Previous studies carried out in community pharmacies showed positive results. Previous research [
28] showed how pharmacist-provided medication therapy management services effectively reduced costs associated with patient medication use in patients with GERD. Another study carried out in Swedish pharmacies [
29] demonstrated a counseling model designed to discover and resolve problems related to symptoms, and drug use appeared to have a favorable impact on outcomes in customers with dyspepsia seeking nonprescription drug treatment in Swedish pharmacies. Nevertheless, this is, to our knowledge, the first study that assess the characteristics of patients attending to community pharmacies for heartburn/reflux-like symptoms, and the impact of a Pharmaceutical Professional Service in collaboration with Primary Care to manage these patients.

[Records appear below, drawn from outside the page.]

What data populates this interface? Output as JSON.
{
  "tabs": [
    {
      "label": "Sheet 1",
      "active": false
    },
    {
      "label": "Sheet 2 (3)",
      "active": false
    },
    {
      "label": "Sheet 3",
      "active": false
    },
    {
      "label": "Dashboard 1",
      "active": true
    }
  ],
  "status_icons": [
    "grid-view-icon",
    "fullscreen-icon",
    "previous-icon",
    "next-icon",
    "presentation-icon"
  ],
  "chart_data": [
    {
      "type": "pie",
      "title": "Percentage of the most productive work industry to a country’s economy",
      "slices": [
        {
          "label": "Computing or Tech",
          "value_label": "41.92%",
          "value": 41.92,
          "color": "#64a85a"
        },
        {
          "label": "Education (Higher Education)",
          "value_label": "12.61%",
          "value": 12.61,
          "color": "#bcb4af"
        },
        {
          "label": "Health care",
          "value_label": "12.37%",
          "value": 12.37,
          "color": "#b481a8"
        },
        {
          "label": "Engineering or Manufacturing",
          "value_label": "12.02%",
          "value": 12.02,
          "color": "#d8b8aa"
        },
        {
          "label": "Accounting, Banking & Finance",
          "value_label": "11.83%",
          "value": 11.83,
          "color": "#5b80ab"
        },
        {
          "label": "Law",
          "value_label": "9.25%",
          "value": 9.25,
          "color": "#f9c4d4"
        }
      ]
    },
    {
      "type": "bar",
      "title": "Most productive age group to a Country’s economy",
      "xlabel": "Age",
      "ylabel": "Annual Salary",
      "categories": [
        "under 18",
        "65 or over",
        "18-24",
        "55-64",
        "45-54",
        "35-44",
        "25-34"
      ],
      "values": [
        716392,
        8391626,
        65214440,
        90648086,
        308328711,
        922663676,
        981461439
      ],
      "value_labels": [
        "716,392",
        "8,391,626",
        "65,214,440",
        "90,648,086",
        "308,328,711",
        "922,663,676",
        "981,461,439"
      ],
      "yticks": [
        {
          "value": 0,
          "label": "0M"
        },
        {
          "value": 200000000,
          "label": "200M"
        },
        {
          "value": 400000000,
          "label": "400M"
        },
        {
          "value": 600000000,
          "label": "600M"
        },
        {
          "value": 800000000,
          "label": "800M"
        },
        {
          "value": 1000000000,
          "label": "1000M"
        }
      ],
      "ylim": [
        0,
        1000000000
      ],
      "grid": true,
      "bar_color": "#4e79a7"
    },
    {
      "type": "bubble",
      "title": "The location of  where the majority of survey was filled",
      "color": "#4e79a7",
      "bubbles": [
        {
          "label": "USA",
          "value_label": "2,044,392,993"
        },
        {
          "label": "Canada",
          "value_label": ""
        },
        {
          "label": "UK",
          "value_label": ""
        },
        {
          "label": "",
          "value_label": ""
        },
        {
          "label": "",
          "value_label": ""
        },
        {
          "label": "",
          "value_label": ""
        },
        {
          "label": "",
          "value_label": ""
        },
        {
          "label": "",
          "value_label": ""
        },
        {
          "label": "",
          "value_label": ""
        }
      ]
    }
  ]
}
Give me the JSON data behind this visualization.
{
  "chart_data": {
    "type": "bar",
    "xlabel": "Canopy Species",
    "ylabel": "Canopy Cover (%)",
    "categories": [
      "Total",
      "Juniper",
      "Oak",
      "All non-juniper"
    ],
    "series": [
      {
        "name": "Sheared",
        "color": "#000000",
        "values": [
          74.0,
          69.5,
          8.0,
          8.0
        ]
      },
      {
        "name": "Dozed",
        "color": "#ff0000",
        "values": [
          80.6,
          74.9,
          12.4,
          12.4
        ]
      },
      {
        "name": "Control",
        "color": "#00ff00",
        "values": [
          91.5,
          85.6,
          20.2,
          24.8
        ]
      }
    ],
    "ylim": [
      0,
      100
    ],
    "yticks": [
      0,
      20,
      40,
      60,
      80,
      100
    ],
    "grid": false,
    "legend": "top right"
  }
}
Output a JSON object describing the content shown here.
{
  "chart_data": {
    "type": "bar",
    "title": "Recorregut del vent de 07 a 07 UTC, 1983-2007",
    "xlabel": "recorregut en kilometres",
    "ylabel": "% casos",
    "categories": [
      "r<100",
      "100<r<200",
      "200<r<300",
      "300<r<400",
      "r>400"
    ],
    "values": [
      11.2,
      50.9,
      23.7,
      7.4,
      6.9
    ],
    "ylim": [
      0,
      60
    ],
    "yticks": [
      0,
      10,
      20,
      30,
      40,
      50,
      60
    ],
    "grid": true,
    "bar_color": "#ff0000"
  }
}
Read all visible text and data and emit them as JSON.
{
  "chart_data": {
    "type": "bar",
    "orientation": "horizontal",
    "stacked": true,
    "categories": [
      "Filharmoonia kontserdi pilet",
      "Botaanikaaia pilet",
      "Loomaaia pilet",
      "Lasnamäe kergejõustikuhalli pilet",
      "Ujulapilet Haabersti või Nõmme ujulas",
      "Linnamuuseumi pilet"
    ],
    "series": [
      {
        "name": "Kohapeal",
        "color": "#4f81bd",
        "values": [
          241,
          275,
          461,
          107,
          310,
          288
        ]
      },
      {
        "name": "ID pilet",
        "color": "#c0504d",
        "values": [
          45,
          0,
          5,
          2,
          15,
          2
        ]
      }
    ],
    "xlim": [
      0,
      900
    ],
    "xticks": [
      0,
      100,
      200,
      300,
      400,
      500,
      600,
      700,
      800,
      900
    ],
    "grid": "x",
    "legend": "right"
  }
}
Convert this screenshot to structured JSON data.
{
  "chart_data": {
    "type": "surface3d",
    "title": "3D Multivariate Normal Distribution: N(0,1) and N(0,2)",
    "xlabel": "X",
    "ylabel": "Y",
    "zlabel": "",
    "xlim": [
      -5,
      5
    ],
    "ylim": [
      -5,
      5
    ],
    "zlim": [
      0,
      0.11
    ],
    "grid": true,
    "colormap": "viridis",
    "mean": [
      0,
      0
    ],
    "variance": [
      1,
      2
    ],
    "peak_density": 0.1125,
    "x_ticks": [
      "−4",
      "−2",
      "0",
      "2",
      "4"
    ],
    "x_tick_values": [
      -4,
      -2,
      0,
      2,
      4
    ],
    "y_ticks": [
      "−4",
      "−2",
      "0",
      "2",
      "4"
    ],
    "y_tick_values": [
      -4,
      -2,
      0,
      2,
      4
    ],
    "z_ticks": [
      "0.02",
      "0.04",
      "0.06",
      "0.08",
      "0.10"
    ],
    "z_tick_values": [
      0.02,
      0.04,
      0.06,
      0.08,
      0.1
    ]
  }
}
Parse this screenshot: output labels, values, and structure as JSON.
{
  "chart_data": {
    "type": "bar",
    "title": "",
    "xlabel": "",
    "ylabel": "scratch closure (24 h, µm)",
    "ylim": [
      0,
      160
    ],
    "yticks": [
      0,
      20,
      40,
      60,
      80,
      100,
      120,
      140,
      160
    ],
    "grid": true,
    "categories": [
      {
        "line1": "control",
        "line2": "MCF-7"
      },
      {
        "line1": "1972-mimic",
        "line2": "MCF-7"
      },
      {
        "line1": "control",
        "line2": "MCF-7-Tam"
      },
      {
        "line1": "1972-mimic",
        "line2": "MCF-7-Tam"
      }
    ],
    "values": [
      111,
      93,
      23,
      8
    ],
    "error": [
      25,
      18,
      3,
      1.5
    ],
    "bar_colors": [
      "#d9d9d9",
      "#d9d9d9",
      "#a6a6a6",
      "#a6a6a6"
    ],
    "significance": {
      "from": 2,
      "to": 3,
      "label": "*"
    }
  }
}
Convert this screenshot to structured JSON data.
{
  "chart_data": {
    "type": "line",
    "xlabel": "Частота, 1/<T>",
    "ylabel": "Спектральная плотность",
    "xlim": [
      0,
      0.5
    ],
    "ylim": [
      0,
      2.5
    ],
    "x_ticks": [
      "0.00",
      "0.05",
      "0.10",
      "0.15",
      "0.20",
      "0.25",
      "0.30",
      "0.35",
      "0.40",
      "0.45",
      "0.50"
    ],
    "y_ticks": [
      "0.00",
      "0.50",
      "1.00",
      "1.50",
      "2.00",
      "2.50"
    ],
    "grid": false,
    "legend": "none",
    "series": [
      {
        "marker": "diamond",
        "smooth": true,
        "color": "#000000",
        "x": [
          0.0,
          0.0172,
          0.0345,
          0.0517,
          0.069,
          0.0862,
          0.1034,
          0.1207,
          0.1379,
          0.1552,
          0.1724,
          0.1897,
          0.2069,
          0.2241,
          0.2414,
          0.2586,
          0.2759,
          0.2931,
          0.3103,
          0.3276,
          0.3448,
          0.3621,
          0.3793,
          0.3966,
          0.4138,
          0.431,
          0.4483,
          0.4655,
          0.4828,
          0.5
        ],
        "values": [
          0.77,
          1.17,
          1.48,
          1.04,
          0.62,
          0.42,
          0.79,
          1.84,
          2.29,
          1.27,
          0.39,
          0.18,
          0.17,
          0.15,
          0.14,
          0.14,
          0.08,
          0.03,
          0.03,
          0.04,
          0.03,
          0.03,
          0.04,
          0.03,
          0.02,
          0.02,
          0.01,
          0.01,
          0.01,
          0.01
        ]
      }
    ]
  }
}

This study is not without limitations. Firstly, the Pharmaceutical Professional Service is based on patients’ self-reported symptoms, and given the heterogeneity of symptoms in these pathologies, it may be difficult to differentiate. However, the inclusion of different questions about their symptomatology and the validated Questionnaire GIS will help the pharmacist to improve the detection of the symptoms. Secondly, some patients may be lost to follow-up; however, given the short period of time between the two visits, we expect these losses to be minimal. In any case, it will provide us with information about the epidemiological characteristics of these patients. Lastly, we will only assess the adherence to treatment in those patients who are given a new medication to deal with their symptoms. However, according to the algorithm, not all the patients will be given treatment. We will assess the patients’ satisfaction with the intervention and the difficulties to follow the recommendations, so, we will be able to indirectly assess if they follow them. We have included this explanation in the limitations section.